Девица, опустив глаза, вздохнула. Она не знала, как ответить.
— Ксения, мы не в школе. Говорите, как вам хочется сказать. Есть хоть один хороший, светлый человек в литературе девятнадцатого века?
Она долго молчала. И все равно стереотип сработал.
— Базаров? — с надеждой спросила Ксения.
— Базаров? А он вам нравится?
— Н-нет. — Кажется, она все время пыталась угадать, какого ответа ждет Углев, хотя читала же наверняка роман «Отцы и дети».
— А кто нравится? Ксения, скажите как на духу. Кто из героев русской литературы нравится?
Она молчала.
— Никто? Во всей русской литературе?
— Певцы у Тургенева?.. — пролепетала Ксения. — Я… я не знаю.
Совершенно покраснев, она угнетенно смотрела в стол. Она была сейчас очень похожа на свою мать Таню, которая училась в школе Углева.

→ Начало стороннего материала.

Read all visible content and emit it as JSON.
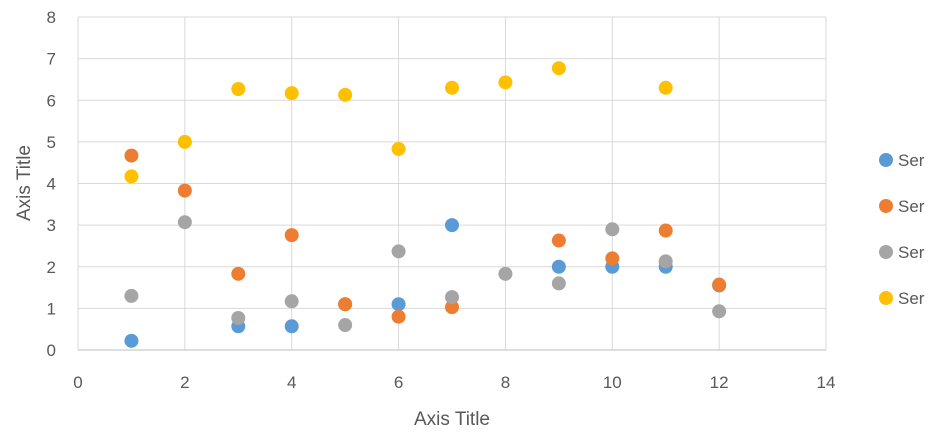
{
  "chart_data": {
    "type": "scatter",
    "xlabel": "Axis Title",
    "ylabel": "Axis Title",
    "xlim": [
      0,
      14
    ],
    "ylim": [
      0,
      8
    ],
    "x_ticks": [
      "0",
      "2",
      "4",
      "6",
      "8",
      "10",
      "12",
      "14"
    ],
    "y_ticks": [
      "0",
      "1",
      "2",
      "3",
      "4",
      "5",
      "6",
      "7",
      "8"
    ],
    "grid": true,
    "legend_position": "right",
    "series": [
      {
        "name": "Ser",
        "color": "#5B9BD5",
        "points": [
          [
            1,
            0.22
          ],
          [
            3,
            0.57
          ],
          [
            4,
            0.57
          ],
          [
            5,
            1.1
          ],
          [
            6,
            1.1
          ],
          [
            7,
            3.0
          ],
          [
            9,
            2.0
          ],
          [
            10,
            2.0
          ],
          [
            11,
            2.0
          ],
          [
            12,
            1.55
          ]
        ]
      },
      {
        "name": "Ser",
        "color": "#ED7D31",
        "points": [
          [
            1,
            4.67
          ],
          [
            2,
            3.83
          ],
          [
            3,
            1.83
          ],
          [
            4,
            2.76
          ],
          [
            5,
            1.1
          ],
          [
            6,
            0.8
          ],
          [
            7,
            1.03
          ],
          [
            9,
            2.63
          ],
          [
            10,
            2.2
          ],
          [
            11,
            2.87
          ],
          [
            12,
            1.57
          ]
        ]
      },
      {
        "name": "Ser",
        "color": "#A5A5A5",
        "points": [
          [
            1,
            1.3
          ],
          [
            2,
            3.07
          ],
          [
            3,
            0.77
          ],
          [
            4,
            1.17
          ],
          [
            5,
            0.6
          ],
          [
            6,
            2.37
          ],
          [
            7,
            1.27
          ],
          [
            8,
            1.83
          ],
          [
            9,
            1.6
          ],
          [
            10,
            2.9
          ],
          [
            11,
            2.13
          ],
          [
            12,
            0.93
          ]
        ]
      },
      {
        "name": "Ser",
        "color": "#FFC000",
        "points": [
          [
            1,
            4.17
          ],
          [
            2,
            5.0
          ],
          [
            3,
            6.27
          ],
          [
            4,
            6.17
          ],
          [
            5,
            6.13
          ],
          [
            6,
            4.83
          ],
          [
            7,
            6.3
          ],
          [
            8,
            6.43
          ],
          [
            9,
            6.77
          ],
          [
            11,
            6.3
          ]
        ]
      }
    ]
  }
}
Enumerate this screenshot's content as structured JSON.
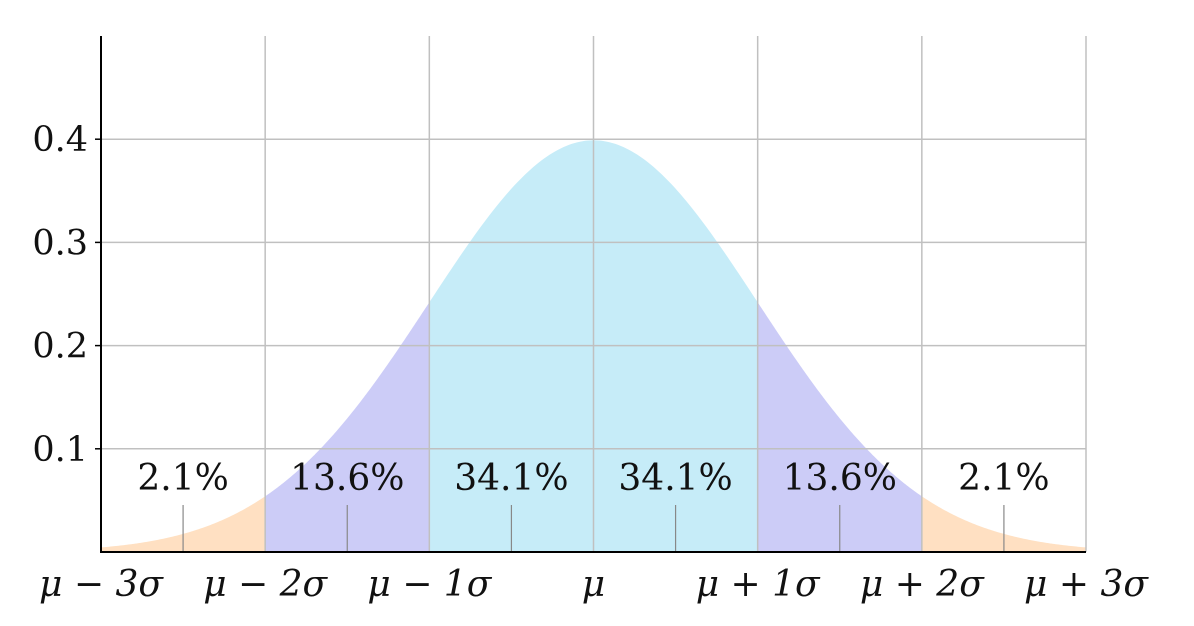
{
  "chart_data": {
    "type": "area",
    "title": "",
    "xlabel": "",
    "ylabel": "",
    "xlim": [
      -3,
      3
    ],
    "ylim": [
      0,
      0.5
    ],
    "grid": true,
    "curve": "normal-pdf",
    "x_ticks": [
      {
        "x": -3,
        "label": "μ − 3σ"
      },
      {
        "x": -2,
        "label": "μ − 2σ"
      },
      {
        "x": -1,
        "label": "μ − 1σ"
      },
      {
        "x": 0,
        "label": "μ"
      },
      {
        "x": 1,
        "label": "μ + 1σ"
      },
      {
        "x": 2,
        "label": "μ + 2σ"
      },
      {
        "x": 3,
        "label": "μ + 3σ"
      }
    ],
    "y_ticks": [
      {
        "y": 0.1,
        "label": "0.1"
      },
      {
        "y": 0.2,
        "label": "0.2"
      },
      {
        "y": 0.3,
        "label": "0.3"
      },
      {
        "y": 0.4,
        "label": "0.4"
      }
    ],
    "regions": [
      {
        "from": -4,
        "to": -2,
        "color": "#ffe0c2"
      },
      {
        "from": -2,
        "to": -1,
        "color": "#ccccf7"
      },
      {
        "from": -1,
        "to": 1,
        "color": "#c6ecf8"
      },
      {
        "from": 1,
        "to": 2,
        "color": "#ccccf7"
      },
      {
        "from": 2,
        "to": 4,
        "color": "#ffe0c2"
      }
    ],
    "annotations": [
      {
        "x": -2.5,
        "label": "2.1%"
      },
      {
        "x": -1.5,
        "label": "13.6%"
      },
      {
        "x": -0.5,
        "label": "34.1%"
      },
      {
        "x": 0.5,
        "label": "34.1%"
      },
      {
        "x": 1.5,
        "label": "13.6%"
      },
      {
        "x": 2.5,
        "label": "2.1%"
      }
    ],
    "colors": {
      "grid": "#c0c0c0",
      "axis": "#000000",
      "marker": "#888888"
    }
  }
}
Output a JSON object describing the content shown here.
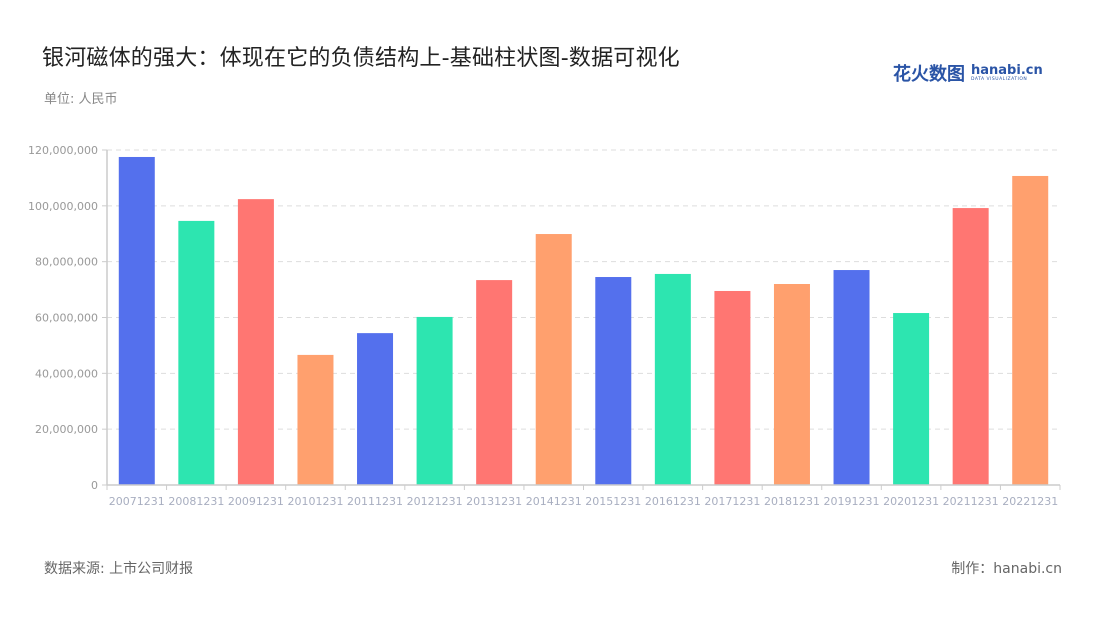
{
  "header": {
    "title": "银河磁体的强大：体现在它的负债结构上-基础柱状图-数据可视化",
    "unit": "单位: 人民币"
  },
  "logo": {
    "cn": "花火数图",
    "en": "hanabi.cn",
    "sub": "DATA VISUALIZATION"
  },
  "footer": {
    "source": "数据来源: 上市公司财报",
    "credit": "制作：hanabi.cn"
  },
  "colors": {
    "palette": [
      "#5470ed",
      "#2de5b0",
      "#ff7672",
      "#ffa06e"
    ],
    "grid": "#dddddd",
    "axis": "#cccccc"
  },
  "chart_data": {
    "type": "bar",
    "title": "银河磁体的强大：体现在它的负债结构上-基础柱状图-数据可视化",
    "xlabel": "",
    "ylabel": "单位: 人民币",
    "ylim": [
      0,
      120000000
    ],
    "yticks": [
      0,
      20000000,
      40000000,
      60000000,
      80000000,
      100000000,
      120000000
    ],
    "ytick_labels": [
      "0",
      "20,000,000",
      "40,000,000",
      "60,000,000",
      "80,000,000",
      "100,000,000",
      "120,000,000"
    ],
    "grid": true,
    "legend": null,
    "categories": [
      "20071231",
      "20081231",
      "20091231",
      "20101231",
      "20111231",
      "20121231",
      "20131231",
      "20141231",
      "20151231",
      "20161231",
      "20171231",
      "20181231",
      "20191231",
      "20201231",
      "20211231",
      "20221231"
    ],
    "values": [
      117500000,
      94600000,
      102400000,
      46600000,
      54400000,
      60200000,
      73400000,
      89900000,
      74500000,
      75600000,
      69500000,
      72000000,
      77000000,
      61600000,
      99200000,
      110700000
    ]
  }
}
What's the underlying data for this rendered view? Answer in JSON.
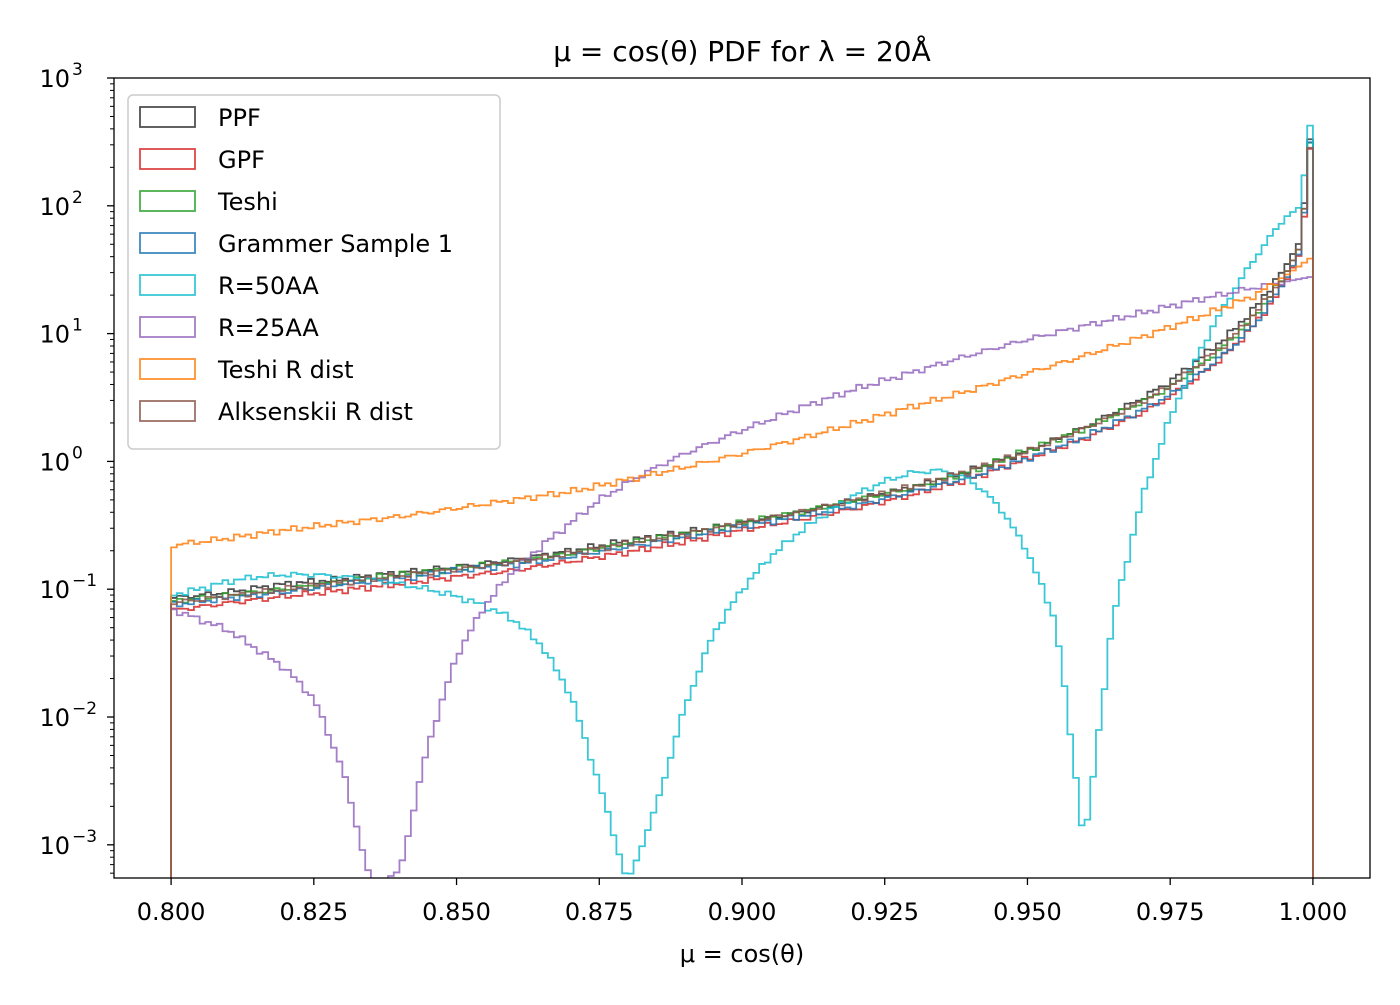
{
  "chart_data": {
    "type": "histogram",
    "title": "μ = cos(θ) PDF for λ = 20Å",
    "xlabel": "μ = cos(θ)",
    "ylabel": "",
    "xlim": [
      0.79,
      1.01
    ],
    "ylim": [
      0.00055,
      1000
    ],
    "yscale": "log",
    "grid": false,
    "legend_position": "top-left",
    "x_ticks": [
      {
        "value": 0.8,
        "label": "0.800"
      },
      {
        "value": 0.825,
        "label": "0.825"
      },
      {
        "value": 0.85,
        "label": "0.850"
      },
      {
        "value": 0.875,
        "label": "0.875"
      },
      {
        "value": 0.9,
        "label": "0.900"
      },
      {
        "value": 0.925,
        "label": "0.925"
      },
      {
        "value": 0.95,
        "label": "0.950"
      },
      {
        "value": 0.975,
        "label": "0.975"
      },
      {
        "value": 1.0,
        "label": "1.000"
      }
    ],
    "y_ticks": [
      {
        "value": 0.001,
        "base": "10",
        "exp": "−3"
      },
      {
        "value": 0.01,
        "base": "10",
        "exp": "−2"
      },
      {
        "value": 0.1,
        "base": "10",
        "exp": "−1"
      },
      {
        "value": 1,
        "base": "10",
        "exp": "0"
      },
      {
        "value": 10,
        "base": "10",
        "exp": "1"
      },
      {
        "value": 100,
        "base": "10",
        "exp": "2"
      },
      {
        "value": 1000,
        "base": "10",
        "exp": "3"
      }
    ],
    "bin_range": [
      0.8,
      1.0
    ],
    "bins": 200,
    "series": [
      {
        "name": "PPF",
        "color": "#333333",
        "points": [
          [
            0.8,
            0.085
          ],
          [
            0.81,
            0.095
          ],
          [
            0.82,
            0.11
          ],
          [
            0.83,
            0.12
          ],
          [
            0.84,
            0.135
          ],
          [
            0.85,
            0.15
          ],
          [
            0.86,
            0.17
          ],
          [
            0.87,
            0.2
          ],
          [
            0.88,
            0.24
          ],
          [
            0.89,
            0.28
          ],
          [
            0.9,
            0.33
          ],
          [
            0.91,
            0.4
          ],
          [
            0.92,
            0.5
          ],
          [
            0.93,
            0.63
          ],
          [
            0.94,
            0.85
          ],
          [
            0.95,
            1.2
          ],
          [
            0.96,
            1.85
          ],
          [
            0.97,
            3.1
          ],
          [
            0.975,
            4.2
          ],
          [
            0.98,
            6.3
          ],
          [
            0.985,
            9.5
          ],
          [
            0.99,
            16
          ],
          [
            0.995,
            32
          ],
          [
            0.998,
            55
          ],
          [
            0.999,
            200
          ],
          [
            1.0,
            550
          ]
        ]
      },
      {
        "name": "GPF",
        "color": "#d62728",
        "points": [
          [
            0.8,
            0.068
          ],
          [
            0.81,
            0.078
          ],
          [
            0.82,
            0.088
          ],
          [
            0.83,
            0.098
          ],
          [
            0.84,
            0.11
          ],
          [
            0.85,
            0.125
          ],
          [
            0.86,
            0.14
          ],
          [
            0.87,
            0.165
          ],
          [
            0.88,
            0.195
          ],
          [
            0.89,
            0.235
          ],
          [
            0.9,
            0.29
          ],
          [
            0.91,
            0.35
          ],
          [
            0.92,
            0.43
          ],
          [
            0.93,
            0.55
          ],
          [
            0.94,
            0.73
          ],
          [
            0.95,
            1.05
          ],
          [
            0.96,
            1.5
          ],
          [
            0.97,
            2.4
          ],
          [
            0.975,
            3.2
          ],
          [
            0.98,
            4.6
          ],
          [
            0.985,
            7.0
          ],
          [
            0.99,
            12
          ],
          [
            0.995,
            24
          ],
          [
            0.998,
            45
          ],
          [
            0.999,
            150
          ],
          [
            1.0,
            520
          ]
        ]
      },
      {
        "name": "Teshi",
        "color": "#2ca02c",
        "points": [
          [
            0.8,
            0.08
          ],
          [
            0.81,
            0.09
          ],
          [
            0.82,
            0.1
          ],
          [
            0.83,
            0.115
          ],
          [
            0.84,
            0.13
          ],
          [
            0.85,
            0.145
          ],
          [
            0.86,
            0.165
          ],
          [
            0.87,
            0.19
          ],
          [
            0.88,
            0.23
          ],
          [
            0.89,
            0.27
          ],
          [
            0.9,
            0.33
          ],
          [
            0.91,
            0.4
          ],
          [
            0.92,
            0.5
          ],
          [
            0.93,
            0.62
          ],
          [
            0.94,
            0.83
          ],
          [
            0.95,
            1.22
          ],
          [
            0.96,
            1.8
          ],
          [
            0.97,
            2.9
          ],
          [
            0.975,
            3.8
          ],
          [
            0.98,
            5.5
          ],
          [
            0.985,
            8.3
          ],
          [
            0.99,
            14
          ],
          [
            0.995,
            28
          ],
          [
            0.998,
            50
          ],
          [
            0.999,
            180
          ],
          [
            1.0,
            540
          ]
        ]
      },
      {
        "name": "Grammer Sample 1",
        "color": "#1f77b4",
        "points": [
          [
            0.8,
            0.075
          ],
          [
            0.81,
            0.085
          ],
          [
            0.82,
            0.095
          ],
          [
            0.83,
            0.11
          ],
          [
            0.84,
            0.12
          ],
          [
            0.85,
            0.14
          ],
          [
            0.86,
            0.155
          ],
          [
            0.87,
            0.18
          ],
          [
            0.88,
            0.215
          ],
          [
            0.89,
            0.255
          ],
          [
            0.9,
            0.31
          ],
          [
            0.91,
            0.37
          ],
          [
            0.92,
            0.45
          ],
          [
            0.93,
            0.58
          ],
          [
            0.94,
            0.75
          ],
          [
            0.95,
            1.05
          ],
          [
            0.96,
            1.55
          ],
          [
            0.97,
            2.5
          ],
          [
            0.975,
            3.3
          ],
          [
            0.98,
            4.8
          ],
          [
            0.985,
            7.2
          ],
          [
            0.99,
            12
          ],
          [
            0.995,
            25
          ],
          [
            0.998,
            46
          ],
          [
            0.999,
            170
          ],
          [
            1.0,
            580
          ]
        ]
      },
      {
        "name": "R=50AA",
        "color": "#17becf",
        "points": [
          [
            0.8,
            0.09
          ],
          [
            0.805,
            0.1
          ],
          [
            0.81,
            0.115
          ],
          [
            0.815,
            0.125
          ],
          [
            0.82,
            0.13
          ],
          [
            0.825,
            0.13
          ],
          [
            0.83,
            0.125
          ],
          [
            0.835,
            0.12
          ],
          [
            0.84,
            0.11
          ],
          [
            0.845,
            0.1
          ],
          [
            0.85,
            0.088
          ],
          [
            0.855,
            0.074
          ],
          [
            0.86,
            0.058
          ],
          [
            0.865,
            0.036
          ],
          [
            0.87,
            0.015
          ],
          [
            0.875,
            0.003
          ],
          [
            0.88,
            0.0005
          ],
          [
            0.885,
            0.002
          ],
          [
            0.89,
            0.012
          ],
          [
            0.895,
            0.045
          ],
          [
            0.9,
            0.1
          ],
          [
            0.905,
            0.18
          ],
          [
            0.91,
            0.28
          ],
          [
            0.915,
            0.4
          ],
          [
            0.92,
            0.55
          ],
          [
            0.925,
            0.7
          ],
          [
            0.93,
            0.82
          ],
          [
            0.935,
            0.85
          ],
          [
            0.94,
            0.72
          ],
          [
            0.945,
            0.45
          ],
          [
            0.95,
            0.2
          ],
          [
            0.955,
            0.055
          ],
          [
            0.96,
            0.001
          ],
          [
            0.965,
            0.06
          ],
          [
            0.97,
            0.5
          ],
          [
            0.975,
            2.2
          ],
          [
            0.98,
            7.0
          ],
          [
            0.985,
            18
          ],
          [
            0.99,
            40
          ],
          [
            0.995,
            80
          ],
          [
            0.998,
            100
          ],
          [
            0.999,
            300
          ],
          [
            1.0,
            600
          ]
        ]
      },
      {
        "name": "R=25AA",
        "color": "#9467bd",
        "points": [
          [
            0.8,
            0.07
          ],
          [
            0.805,
            0.058
          ],
          [
            0.81,
            0.048
          ],
          [
            0.815,
            0.034
          ],
          [
            0.82,
            0.024
          ],
          [
            0.825,
            0.014
          ],
          [
            0.83,
            0.004
          ],
          [
            0.835,
            0.0005
          ],
          [
            0.84,
            0.0006
          ],
          [
            0.845,
            0.006
          ],
          [
            0.85,
            0.03
          ],
          [
            0.855,
            0.075
          ],
          [
            0.86,
            0.14
          ],
          [
            0.865,
            0.22
          ],
          [
            0.87,
            0.33
          ],
          [
            0.875,
            0.5
          ],
          [
            0.88,
            0.68
          ],
          [
            0.885,
            0.9
          ],
          [
            0.89,
            1.15
          ],
          [
            0.895,
            1.42
          ],
          [
            0.9,
            1.75
          ],
          [
            0.91,
            2.6
          ],
          [
            0.92,
            3.7
          ],
          [
            0.93,
            5.0
          ],
          [
            0.94,
            6.8
          ],
          [
            0.95,
            9.0
          ],
          [
            0.96,
            11.5
          ],
          [
            0.97,
            14.5
          ],
          [
            0.98,
            18.5
          ],
          [
            0.99,
            23
          ],
          [
            1.0,
            28
          ]
        ]
      },
      {
        "name": "Teshi R dist",
        "color": "#ff7f0e",
        "points": [
          [
            0.8,
            0.22
          ],
          [
            0.81,
            0.25
          ],
          [
            0.82,
            0.29
          ],
          [
            0.83,
            0.33
          ],
          [
            0.84,
            0.37
          ],
          [
            0.85,
            0.43
          ],
          [
            0.86,
            0.5
          ],
          [
            0.87,
            0.58
          ],
          [
            0.88,
            0.72
          ],
          [
            0.89,
            0.9
          ],
          [
            0.9,
            1.15
          ],
          [
            0.91,
            1.5
          ],
          [
            0.92,
            2.0
          ],
          [
            0.93,
            2.7
          ],
          [
            0.94,
            3.6
          ],
          [
            0.95,
            4.9
          ],
          [
            0.96,
            6.7
          ],
          [
            0.97,
            9.4
          ],
          [
            0.98,
            13.5
          ],
          [
            0.99,
            20
          ],
          [
            0.995,
            28
          ],
          [
            1.0,
            40
          ]
        ]
      },
      {
        "name": "Alksenskii R dist",
        "color": "#8c564b",
        "points": [
          [
            0.8,
            0.078
          ],
          [
            0.81,
            0.088
          ],
          [
            0.82,
            0.1
          ],
          [
            0.83,
            0.113
          ],
          [
            0.84,
            0.127
          ],
          [
            0.85,
            0.143
          ],
          [
            0.86,
            0.163
          ],
          [
            0.87,
            0.19
          ],
          [
            0.88,
            0.228
          ],
          [
            0.89,
            0.27
          ],
          [
            0.9,
            0.33
          ],
          [
            0.91,
            0.4
          ],
          [
            0.92,
            0.5
          ],
          [
            0.93,
            0.64
          ],
          [
            0.94,
            0.85
          ],
          [
            0.95,
            1.2
          ],
          [
            0.96,
            1.8
          ],
          [
            0.97,
            2.9
          ],
          [
            0.975,
            3.9
          ],
          [
            0.98,
            5.7
          ],
          [
            0.985,
            8.5
          ],
          [
            0.99,
            14.5
          ],
          [
            0.995,
            28
          ],
          [
            0.998,
            50
          ],
          [
            0.999,
            180
          ],
          [
            1.0,
            450
          ]
        ]
      }
    ]
  }
}
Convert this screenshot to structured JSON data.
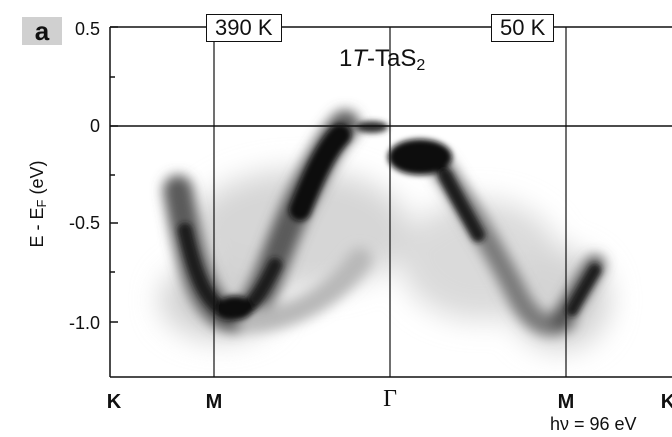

Ксения глазки жмурит, как Таня. И обвела их, синие, синей же краской. Облизывает короткие губки перед тем, как что-то важное сказать. Шея узкая, грудка уже зрелая для ее лет. Как, впрочем, это было и у Тани Ганиной. Валентин Петрович с легким смущением, искоса, отвлекая девицу разговором, все разглядывал юную гостью. В прежние годы в школе между ним и ученицами неизбежно возникало состояние легкой влюбленности. Разумеется, влюбленности безгрешной и малозаметной. Но ее сладкие, счастливые флюиды витали в воздухе.
Чуть позже, когда у Валентина Петровича плешь вдруг заняла полголовы, и русые пряди уже не закрывали ее, и на лице высеклись вертикальные морщины, как на коре сосны, влюбленность со стороны девиц пригасла, смущенно закруглилась, но ее заменило обожание со стороны умных мальчишек, особенно когда их земляк стал знаменитым в Америке.
— А читали вы «Тихий Дон» Шолохова? Валентина Распутина читали?
— Да, — вскинув голову, с неожиданной печалью отвечала девица. — Мама давала протитать «Уроки французского». Как у него картошку воровали. Про бедность.